# Convergence Problem... Problems

• Apr 21st 2010, 07:00 PM
scg780
Convergence Problem... Problems
Currently taking integral calculus and I have a problem that I have no idea how to approach.

Given the integral from 1 to infinity of dx/(x^p *(ln(x))^a)

- For what values of p and a does this converge

Even if you cant get the full solution, any thoughts on how to approach it would be greatly appreciated.
• Apr 22nd 2010, 12:19 AM
CaptainBlack
Quote:

Originally Posted by scg780
Currently taking integral calculus and I have a problem that I have no idea how to approach.

Given the integral from 1 to infinity of dx/(x^p *(ln(x))^a)

- For what values of p and a does this converge

Even if you cant get the full solution, any thoughts on how to approach it would be greatly appreciated.

For this integral to converge requires that the limit:

$\displaystyle \lim_{u\to \infty} \int_1^u\frac{1}{x^p (\ln(x))^a}\;dx$

exists. Now as $\displaystyle \ln(x)$ increases more slowly than any power of $\displaystyle x$ this is equivalent to asking for what values of $\displaystyle p$ does:

$\displaystyle \lim_{u\to \infty} \int_1^u\frac{1}{x^p}\;dx$

converge (with $\displaystyle p=1$ possibly being a special case).

CB
• Apr 22nd 2010, 06:44 AM
scg780
ok. Thank you. but i'm still confused on what the value of "a" would be
• Apr 22nd 2010, 12:46 PM
chisigma
Integrating by parts we obtain...

$\displaystyle \int \frac{dx}{x^{p}\cdot \ln^{a} x} = \frac{1}{1-p} \cdot \frac{1}{x^{p-1}\cdot \ln^{a} x} + \frac{a}{1-p} \int\frac{dx}{x^{p}\cdot \ln ^{a+1} x}$ (1)

... and then with another integration by parts...

$\displaystyle \int \frac{dx}{x^{p}\cdot \ln^{a} x} = \frac{1}{1-p} \cdot \frac{1}{x^{p-1}\cdot \ln^{a} x} + \frac{a}{(1-p)^{2}} \cdot \frac{1}{x^{p-1}\cdot \ln^{a+1} x} +$

$\displaystyle + \frac{a\cdot (a+1)}{(1-p)^{2}}\cdot \int \frac{dx}{x^{p}\cdot \ln^{a+2} x}$ (2)
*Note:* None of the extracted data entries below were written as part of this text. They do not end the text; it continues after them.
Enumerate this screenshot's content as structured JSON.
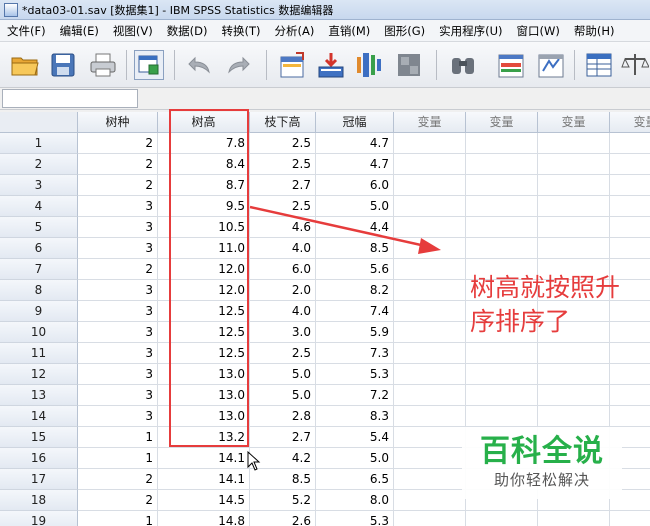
{
  "window": {
    "title": "*data03-01.sav [数据集1] - IBM SPSS Statistics 数据编辑器"
  },
  "menu": [
    "文件(F)",
    "编辑(E)",
    "视图(V)",
    "数据(D)",
    "转换(T)",
    "分析(A)",
    "直销(M)",
    "图形(G)",
    "实用程序(U)",
    "窗口(W)",
    "帮助(H)"
  ],
  "toolbar_icons": [
    "open-folder-icon",
    "save-icon",
    "print-icon",
    "dialog-recall-icon",
    "undo-icon",
    "redo-icon",
    "goto-case-icon",
    "goto-variable-icon",
    "variables-icon",
    "run-descriptives-icon",
    "find-icon",
    "insert-cases-icon",
    "insert-variable-icon",
    "split-file-icon",
    "weight-cases-icon"
  ],
  "columns": [
    "树种",
    "树高",
    "枝下高",
    "冠幅",
    "变量",
    "变量",
    "变量",
    "变量"
  ],
  "rows": [
    {
      "n": "1",
      "c": [
        "2",
        "7.8",
        "2.5",
        "4.7"
      ]
    },
    {
      "n": "2",
      "c": [
        "2",
        "8.4",
        "2.5",
        "4.7"
      ]
    },
    {
      "n": "3",
      "c": [
        "2",
        "8.7",
        "2.7",
        "6.0"
      ]
    },
    {
      "n": "4",
      "c": [
        "3",
        "9.5",
        "2.5",
        "5.0"
      ]
    },
    {
      "n": "5",
      "c": [
        "3",
        "10.5",
        "4.6",
        "4.4"
      ]
    },
    {
      "n": "6",
      "c": [
        "3",
        "11.0",
        "4.0",
        "8.5"
      ]
    },
    {
      "n": "7",
      "c": [
        "2",
        "12.0",
        "6.0",
        "5.6"
      ]
    },
    {
      "n": "8",
      "c": [
        "3",
        "12.0",
        "2.0",
        "8.2"
      ]
    },
    {
      "n": "9",
      "c": [
        "3",
        "12.5",
        "4.0",
        "7.4"
      ]
    },
    {
      "n": "10",
      "c": [
        "3",
        "12.5",
        "3.0",
        "5.9"
      ]
    },
    {
      "n": "11",
      "c": [
        "3",
        "12.5",
        "2.5",
        "7.3"
      ]
    },
    {
      "n": "12",
      "c": [
        "3",
        "13.0",
        "5.0",
        "5.3"
      ]
    },
    {
      "n": "13",
      "c": [
        "3",
        "13.0",
        "5.0",
        "7.2"
      ]
    },
    {
      "n": "14",
      "c": [
        "3",
        "13.0",
        "2.8",
        "8.3"
      ]
    },
    {
      "n": "15",
      "c": [
        "1",
        "13.2",
        "2.7",
        "5.4"
      ]
    },
    {
      "n": "16",
      "c": [
        "1",
        "14.1",
        "4.2",
        "5.0"
      ]
    },
    {
      "n": "17",
      "c": [
        "2",
        "14.1",
        "8.5",
        "6.5"
      ]
    },
    {
      "n": "18",
      "c": [
        "2",
        "14.5",
        "5.2",
        "8.0"
      ]
    },
    {
      "n": "19",
      "c": [
        "1",
        "14.8",
        "2.6",
        "5.3"
      ]
    }
  ],
  "annotation": {
    "line1": "树高就按照升",
    "line2": "序排序了",
    "color": "#e63c3c"
  },
  "watermark": {
    "title": "百科全说",
    "subtitle": "助你轻松解决",
    "color": "#27b04a"
  }
}
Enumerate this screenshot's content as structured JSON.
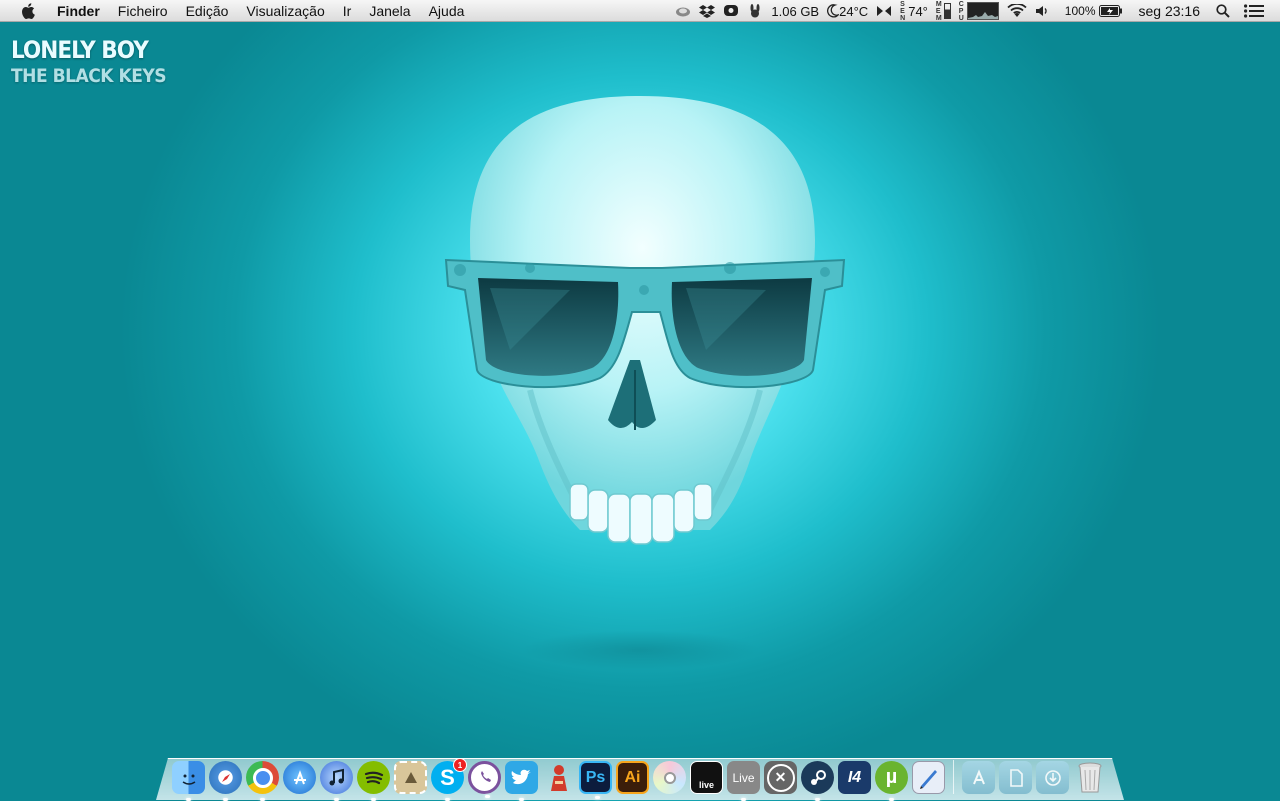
{
  "menubar": {
    "app_name": "Finder",
    "menus": [
      "Ficheiro",
      "Edição",
      "Visualização",
      "Ir",
      "Janela",
      "Ajuda"
    ],
    "status": {
      "memory": "1.06 GB",
      "temperature": "24°C",
      "cpu_temp": "74°",
      "battery": "100%",
      "clock": "seg 23:16"
    }
  },
  "now_playing": {
    "song": "LONELY BOY",
    "artist": "THE BLACK KEYS"
  },
  "dock": {
    "items": [
      {
        "name": "finder",
        "label": "",
        "color": "#3a8ee6"
      },
      {
        "name": "safari",
        "label": "",
        "color": "#4a8fd8"
      },
      {
        "name": "chrome",
        "label": "",
        "color": "#dd4b39"
      },
      {
        "name": "app-store",
        "label": "",
        "color": "#2a8fe8"
      },
      {
        "name": "itunes",
        "label": "",
        "color": "#3a6fd8"
      },
      {
        "name": "spotify",
        "label": "",
        "color": "#84bd00"
      },
      {
        "name": "mail-stamp",
        "label": "",
        "color": "#c8b48a"
      },
      {
        "name": "skype",
        "label": "S",
        "color": "#00aff0",
        "badge": "1"
      },
      {
        "name": "viber",
        "label": "",
        "color": "#7b519d"
      },
      {
        "name": "twitter",
        "label": "",
        "color": "#2fa8e6"
      },
      {
        "name": "red-figure",
        "label": "",
        "color": "#d23b2b"
      },
      {
        "name": "photoshop",
        "label": "Ps",
        "color": "#0c1c3d",
        "fg": "#38b6f5"
      },
      {
        "name": "illustrator",
        "label": "Ai",
        "color": "#3b1e0a",
        "fg": "#f7a51c"
      },
      {
        "name": "dvd-player",
        "label": "",
        "color": "#dcdcdc"
      },
      {
        "name": "ableton-live-a",
        "label": "live",
        "color": "#111111"
      },
      {
        "name": "ableton-live",
        "label": "Live",
        "color": "#888888"
      },
      {
        "name": "cross-app",
        "label": "",
        "color": "#777777"
      },
      {
        "name": "steam",
        "label": "",
        "color": "#1b3a5a"
      },
      {
        "name": "i4",
        "label": "I4",
        "color": "#1a3a6a"
      },
      {
        "name": "utorrent",
        "label": "",
        "color": "#6ab42f"
      },
      {
        "name": "pages-pen",
        "label": "",
        "color": "#3a7ad0"
      }
    ],
    "stacks": [
      {
        "name": "applications-stack"
      },
      {
        "name": "documents-stack"
      },
      {
        "name": "downloads-stack"
      }
    ]
  }
}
If now we proceed indefinitely we obtain...

$\displaystyle \int \frac{dx}{x^{p}\cdot \ln^{a} x} = \frac{1}{1-p} \cdot \frac{1}{x^{p-1}\cdot \ln^{a} x} + \frac{a}{(1-p)^{2}} \cdot \frac{1}{x^{p-1}\cdot \ln^{a+1} x} + \dots$

$\displaystyle \dots + \frac{a\cdot (a+1) \dots (a+n-1)}{(1-p)^{n}}\cdot \frac{1}{x^{p-1}\cdot \ln^{a+n} x} + \dots$ (3)

At this point a careful investigation of (3) permits us to conclude that the [improper] integral...

$\displaystyle \int_{1}^{\infty} \frac{dx}{x^{p}\cdot \ln^{a} x}$ (4)

... converges if...

a) $\displaystyle p>1$

b) $\displaystyle a$ is a non positive integer...

If $\displaystyle a= -k, k\ge 0$ is ...

$\displaystyle \int_{1}^{\infty}\frac{\ln^{k} x}{x^{p}} = \frac{k!}{(p-1)^{k+1}}$ (5)

The convergence in the case $\displaystyle a<0$ but non integer can be easily verified by comparison...

Kind regards

$\displaystyle \chi$ $\displaystyle \sigma$